Reduce PDF file size for easy sharing and uploading

100% free No signup Files auto-deleted in 2h 2 files processed

About this tool

The Compress PDF tool reduces PDF file size so documents are easier to email, upload, archive and share. Large PDFs often come from scanned pages, image-heavy reports, presentations, catalogs or documents exported at print quality. Compression helps bring those files down to a more practical size.

Convertit gives you compression levels so you can balance quality and file size. A lighter setting preserves more visual detail, while stronger compression targets smaller files for strict upload limits. The recommended setting is a good starting point for most business documents, forms, school files and reports.

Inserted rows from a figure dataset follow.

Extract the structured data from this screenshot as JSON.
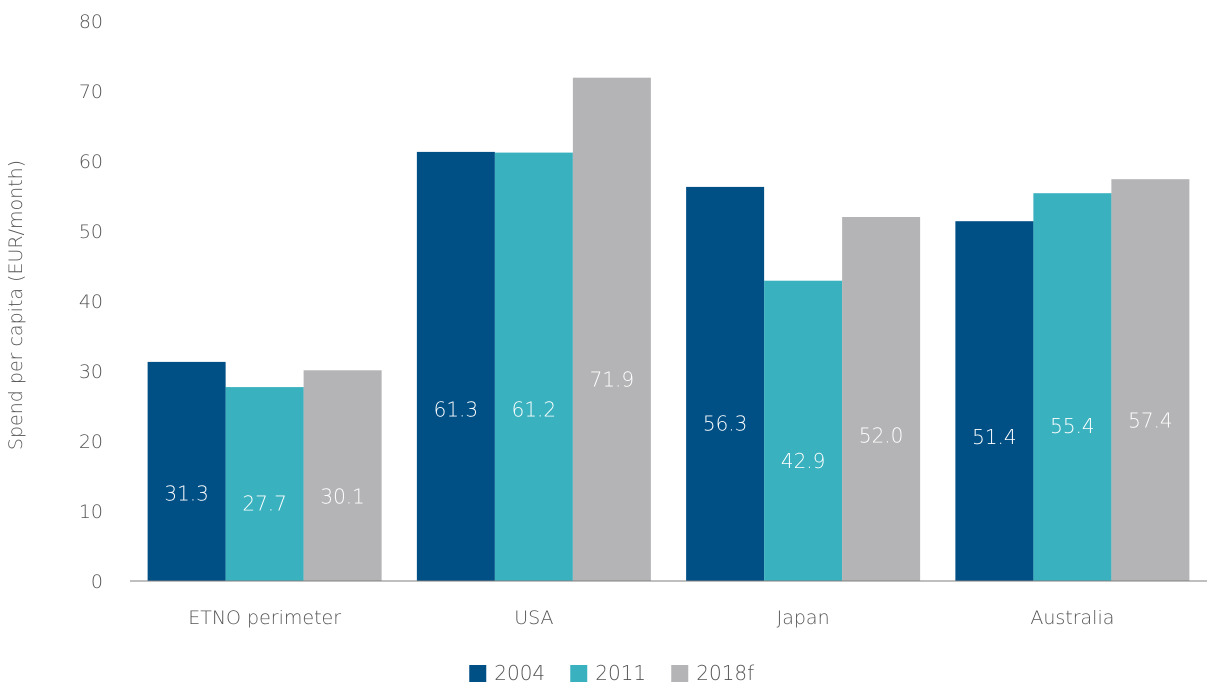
{
  "chart_data": {
    "type": "bar",
    "title": "",
    "xlabel": "",
    "ylabel": "Spend per capita (EUR/month)",
    "ylim": [
      0,
      80
    ],
    "yticks": [
      0,
      10,
      20,
      30,
      40,
      50,
      60,
      70,
      80
    ],
    "grid": false,
    "legend_position": "bottom",
    "categories": [
      "ETNO perimeter",
      "USA",
      "Japan",
      "Australia"
    ],
    "series": [
      {
        "name": "2004",
        "color": "#004f85",
        "values": [
          31.3,
          61.3,
          56.3,
          51.4
        ],
        "labels": [
          "31.3",
          "61.3",
          "56.3",
          "51.4"
        ]
      },
      {
        "name": "2011",
        "color": "#3ab1bf",
        "values": [
          27.7,
          61.2,
          42.9,
          55.4
        ],
        "labels": [
          "27.7",
          "61.2",
          "42.9",
          "55.4"
        ]
      },
      {
        "name": "2018f",
        "color": "#b4b4b6",
        "values": [
          30.1,
          71.9,
          52.0,
          57.4
        ],
        "labels": [
          "30.1",
          "71.9",
          "52.0",
          "57.4"
        ]
      }
    ]
  }
}
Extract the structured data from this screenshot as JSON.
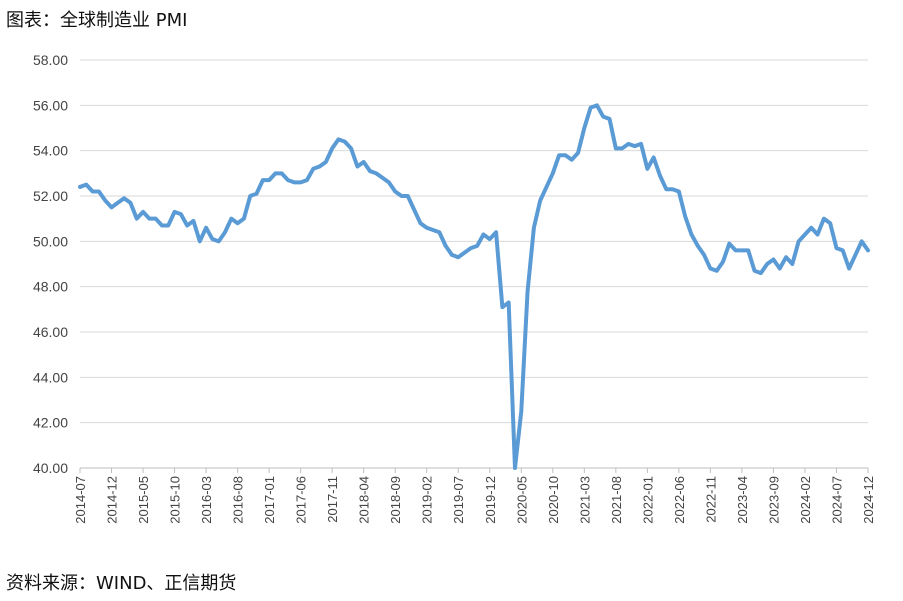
{
  "figure_title": "图表：全球制造业 PMI",
  "source_note": "资料来源：WIND、正信期货",
  "colors": {
    "line": "#5b9bd5",
    "grid": "#d9d9d9",
    "axis": "#bfbfbf"
  },
  "chart_data": {
    "type": "line",
    "title": "",
    "xlabel": "",
    "ylabel": "",
    "ylim": [
      40,
      58
    ],
    "yticks": [
      "58.00",
      "56.00",
      "54.00",
      "52.00",
      "50.00",
      "48.00",
      "46.00",
      "44.00",
      "42.00",
      "40.00"
    ],
    "xticks": [
      "2014-07",
      "2014-12",
      "2015-05",
      "2015-10",
      "2016-03",
      "2016-08",
      "2017-01",
      "2017-06",
      "2017-11",
      "2018-04",
      "2018-09",
      "2019-02",
      "2019-07",
      "2019-12",
      "2020-05",
      "2020-10",
      "2021-03",
      "2021-08",
      "2022-01",
      "2022-06",
      "2022-11",
      "2023-04",
      "2023-09",
      "2024-02",
      "2024-07",
      "2024-12"
    ],
    "grid": "horizontal",
    "legend": "none",
    "x_start": "2014-07",
    "x_end": "2024-12",
    "values": [
      52.4,
      52.5,
      52.2,
      52.2,
      51.8,
      51.5,
      51.7,
      51.9,
      51.7,
      51.0,
      51.3,
      51.0,
      51.0,
      50.7,
      50.7,
      51.3,
      51.2,
      50.7,
      50.9,
      50.0,
      50.6,
      50.1,
      50.0,
      50.4,
      51.0,
      50.8,
      51.0,
      52.0,
      52.1,
      52.7,
      52.7,
      53.0,
      53.0,
      52.7,
      52.6,
      52.6,
      52.7,
      53.2,
      53.3,
      53.5,
      54.1,
      54.5,
      54.4,
      54.1,
      53.3,
      53.5,
      53.1,
      53.0,
      52.8,
      52.6,
      52.2,
      52.0,
      52.0,
      51.4,
      50.8,
      50.6,
      50.5,
      50.4,
      49.8,
      49.4,
      49.3,
      49.5,
      49.7,
      49.8,
      50.3,
      50.1,
      50.4,
      47.1,
      47.3,
      40.0,
      42.5,
      47.8,
      50.6,
      51.8,
      52.4,
      53.0,
      53.8,
      53.8,
      53.6,
      53.9,
      55.0,
      55.9,
      56.0,
      55.5,
      55.4,
      54.1,
      54.1,
      54.3,
      54.2,
      54.3,
      53.2,
      53.7,
      52.9,
      52.3,
      52.3,
      52.2,
      51.1,
      50.3,
      49.8,
      49.4,
      48.8,
      48.7,
      49.1,
      49.9,
      49.6,
      49.6,
      49.6,
      48.7,
      48.6,
      49.0,
      49.2,
      48.8,
      49.3,
      49.0,
      50.0,
      50.3,
      50.6,
      50.3,
      51.0,
      50.8,
      49.7,
      49.6,
      48.8,
      49.4,
      50.0,
      49.6
    ]
  }
}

This tool is useful when an email attachment is rejected, a website has a maximum upload size, a cloud folder is filling up, or a PDF takes too long to send on a mobile connection. Compressing the file makes the document easier to move without rebuilding it from scratch.

How to use Compress PDF

  1. Upload the PDF file you want to reduce.
  2. Choose a compression level based on whether quality or file size matters more.
  3. Start compression and wait for processing to complete.
  4. Download the optimized PDF.
  5. Open the result and check important text, images and signatures before submitting it.

Choosing a Compression Level

Low compression is best when the document includes small text, detailed diagrams, images that need to remain sharp or files intended for printing. Recommended compression is suitable for everyday sharing because it usually reduces size without making the document look noticeably worse. High compression is useful when you must meet a strict upload limit and can accept some visual softness.

If the PDF is mostly text, compression may keep quality very high. If it is mostly full-page photos or scans, the file can shrink more, but the images may show the most visible change. Always review important PDFs after compression.

Why PDF Size Matters

Large files slow down collaboration. They take longer to upload, longer to download and can fail on weak connections. Many portals also enforce limits for resumes, applications, insurance documents, invoices and assignment submissions. A smaller PDF is easier for both you and the recipient.

Compression also helps long-term storage. If your team keeps many scanned files, reducing each document by even a modest amount can save significant space over time while keeping the archive usable.

Frequently asked questions

Everything you need to know about this tool.

How much can PDF size be reduced?

Typically we can reduce PDF size by 30% to 70%, depending on content and chosen compression level.

Will the PDF quality decrease?

We offer three compression levels. The recommended level offers great quality with significant size reduction.

Which compression level should I choose?

Choose recommended for most documents, low when print quality matters, and high when you must meet a strict upload limit.

Can I compress scanned PDFs?

Yes. Scanned PDFs often shrink well because they contain large images, but strong compression can make small text softer.

Will links and text still work?

Compression is designed to keep the PDF usable, but you should review important files after processing to confirm links, text and signatures still look correct.

Why is my PDF still large?

Some PDFs already contain optimized images or embedded assets that cannot be reduced much without visible quality loss.

Can I email the compressed PDF?

Yes. Compression is commonly used to bring PDFs under email attachment limits and portal upload limits.

Does compression add a watermark?

No. Convertit does not add watermarks to compressed PDFs.

Should I compress before or after merging?

Usually merge first, then compress the final combined file. That gives you one optimized document to review and send.